Ica memukul bahu Aaron.
"Aaduuuhh.. Mbak Ica.... " Aaron meringis kesakitan
"Makanya gak usah genit-genit jadi cowok." Papar Ica.
"Haa haa haaa..." Suara tawa mereka pecah melihat kehebohan dua kakak beradik ini.
***********
Pukul tiga sore orang tua Ica dan rombongannya datang.
Ya iyalah rombongan secara ada Mbak Oppi, Mbah Yun, Zain dan Ara.
Ica dan Aksa menyambut kedatangan rombongan dari Mojokerto itu dengan suka cita.
Setelah menyalami Mbak Oppi dan Mbah Yun, mereka duduk di ruang tamu.
"Mbak Ambar maaf yaa, kok jadi menyambut saya." Ucap Mama Ica begitu mereka sudah duduk di ruang tamu.
"Gak pa_pa Mbak. Mbak Teri pasti juga sangat lelah setelah perjalanan jauh. Lebih jauh dari kami malahan." Balas Mama Ambar. Mamanya Aksa.

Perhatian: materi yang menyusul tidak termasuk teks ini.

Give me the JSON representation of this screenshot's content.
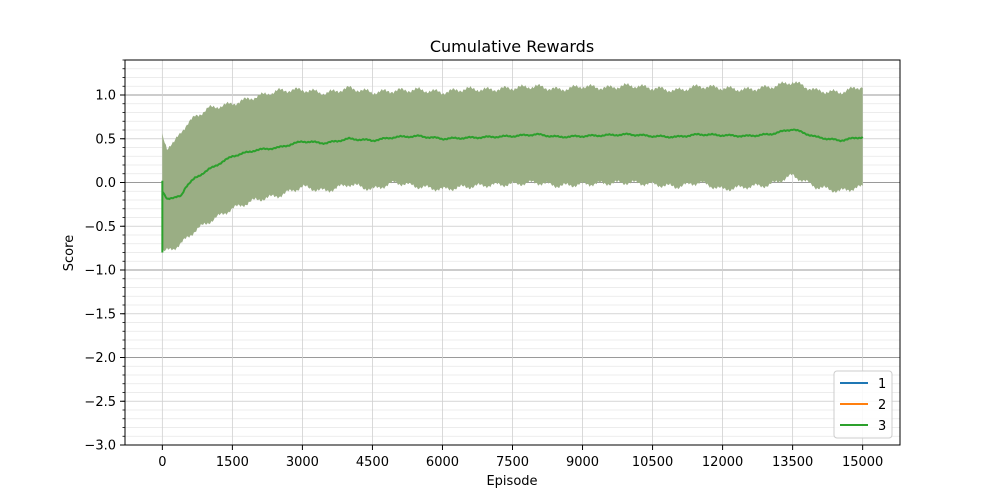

Sedangkan Papa Dewa dan Papa candra, Papanya Aksa terlihat berbincang akrab ditemani Mbah Oppi dan kopi hitamnya.
Mbah Yun, sibuk menata bawaannya di kamar.
Begitupun Ara yang hari ini akan tidur di kamar Ica. Sedangkan Zain bersama Aksa.
Selesai berkemas, Ica, Ara, Aksa dan Zain tampak berbincang santai di taman kecil di samping rumah Ica.
Satu area yang hampir luput dari pandangan siapapun. Karena lokasi yang sedikit menjorok ke dalam dan tembus dengan dapur memungkinkan tidak terjamah sembarangan orang.
"Sebenarnya acara kalian itu ngapain? Nyante banget?" Tanya Ara
"Kawin.." Jawab Aksa dan Ica kompak.
"Ha haa haa.. kompak banget.." Ledek Zain.
"Sapa yang mau kawin?" Seru sebuah suara yang lansung gabung dengan mereka berempat.
"Wooi.. Bang..." Seru Aksa melihat yang datang Bang Axel dan Kak Mega.
"Aksa sama Ica tuuh.." Jawab Zain.
"Ciyee yang udah ngebet.. Mak kawinin kitaa..." Goda Axel.
"Gue jabanin deh..., gak bakal nyesel deh Loe minta kawain..." sambung Bang Axel.
"Benget Bang.." sahut Aksa keceplosan.
"Sa., Ca..,gue curiga ma kalian berdua nee.. " Cecar Bang Axel.
"Jangan-jangan kalian udah wik.. wik.. duluan.." Wajah Bang Axel menunjukkan sebuah senyum misteri.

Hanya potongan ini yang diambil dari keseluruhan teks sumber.